- Core = everything but your limbs
Your abs are your abs, your core consists of all but your limbs. This means the glutes; hips; back; chest and abs are all part of the core. If your core isn’t strong, don’t expect your arms and legs to be.
- Heavy carries are the best for adding thickness and increasing overall strength
Waiters, suitcase, and farmers walks are some of the best exercises you can perform to increase size and strength of all the core muscles. Just grab a heavy weight in one hand, or both, and take x amount of steps. Make sure to keep your chest proud, back up straight, and shoulder blades together.
- Train your abdominals like any other muscle group
Planking for days or performing hundreds of crunches is boring and no good long-term; it also isn’t a true determinate of core strength. 2-4 sets of 8-12 reps of weighted exercises such as cable crunches, reverse cable crunches; barbell pull-over leg lifts and landmine 180s are your best bet.
- Heavy deadlifts and squats aren’t enough
I took a break from direct ab training taking on the notion that performing heavy squats and deadlifts every week were enough. Wrong!! I noticed the definition in my mid-section slowly diminishing and soon realized that isolating the rectus abdominus through weighted crunching exercises, and activation of the deep transverse abdominus with the use of such exercises as the weighted plank are absolutely vital to a good, strong core.
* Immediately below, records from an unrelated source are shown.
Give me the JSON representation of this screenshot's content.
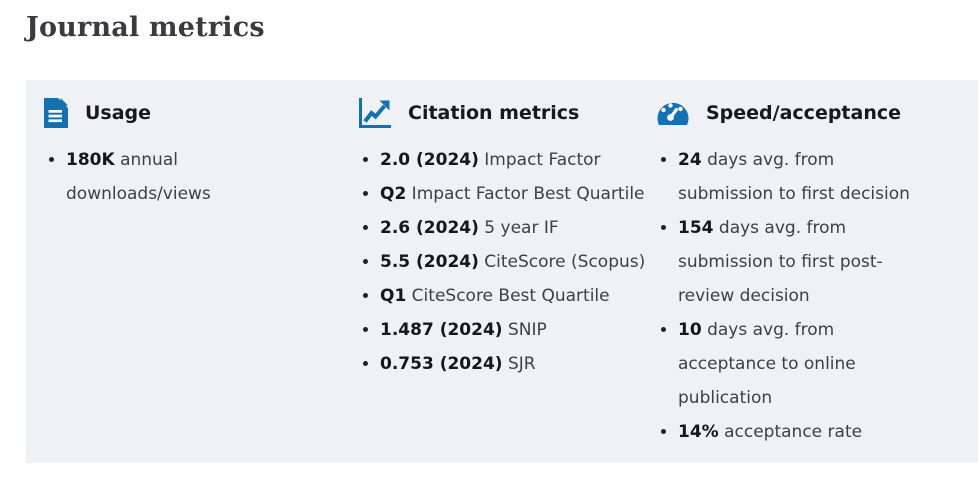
{
  "title": "Journal metrics",
  "colors": {
    "accent_blue": "#1270b4",
    "panel_background": "#f0f1f5",
    "title_text": "#3a3a40",
    "body_text": "#3f3f3f",
    "bold_text": "#17171a"
  },
  "columns": [
    {
      "id": "usage",
      "icon": "document-icon",
      "heading": "Usage",
      "items": [
        {
          "value": "180K",
          "text": "annual downloads/views"
        }
      ]
    },
    {
      "id": "citation",
      "icon": "line-chart-icon",
      "heading": "Citation metrics",
      "items": [
        {
          "value": "2.0 (2024)",
          "text": "Impact Factor"
        },
        {
          "value": "Q2",
          "text": "Impact Factor Best Quartile"
        },
        {
          "value": "2.6 (2024)",
          "text": "5 year IF"
        },
        {
          "value": "5.5 (2024)",
          "text": "CiteScore (Scopus)"
        },
        {
          "value": "Q1",
          "text": "CiteScore Best Quartile"
        },
        {
          "value": "1.487 (2024)",
          "text": "SNIP"
        },
        {
          "value": "0.753 (2024)",
          "text": "SJR"
        }
      ]
    },
    {
      "id": "speed",
      "icon": "speedometer-icon",
      "heading": "Speed/acceptance",
      "items": [
        {
          "value": "24",
          "text": "days avg. from submission to first decision"
        },
        {
          "value": "154",
          "text": "days avg. from submission to first post-review decision"
        },
        {
          "value": "10",
          "text": "days avg. from acceptance to online publication"
        },
        {
          "value": "14%",
          "text": "acceptance rate"
        }
      ]
    }
  ]
}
- Both anti-rotation exercises AND crunches should have a place in your program
A lot of trainers seem to be on the “anti” high when it comes to ab training, and for some clients using anti-flexion and anti-extension exercises may be the best thing for their abilities or current condition. However, in order to work a muscle effectively it should be worked in all the planes of motion it is capable of; therefor crunching is necessary!
- 6 packs aren’t impressive – thick, bulging 6 packs are impressive
I was younger and naïve once, I used to be so impressed with 6 pack abs. Now I’ve realised that crack heads have 6 packs; which means your body fat just has be low enough to see them, not that you’re in great shape. Now what impresses me most is a nice, thick, bulging 6 pack that can be seen even with a higher percentage of body fat. What gets me even more than this however is back muscles that are so well developed and defined I could label them.
I hope these tips save you some time and frustration if you’re on the quest towards solid and impressive core muscles. Keep Moving!!!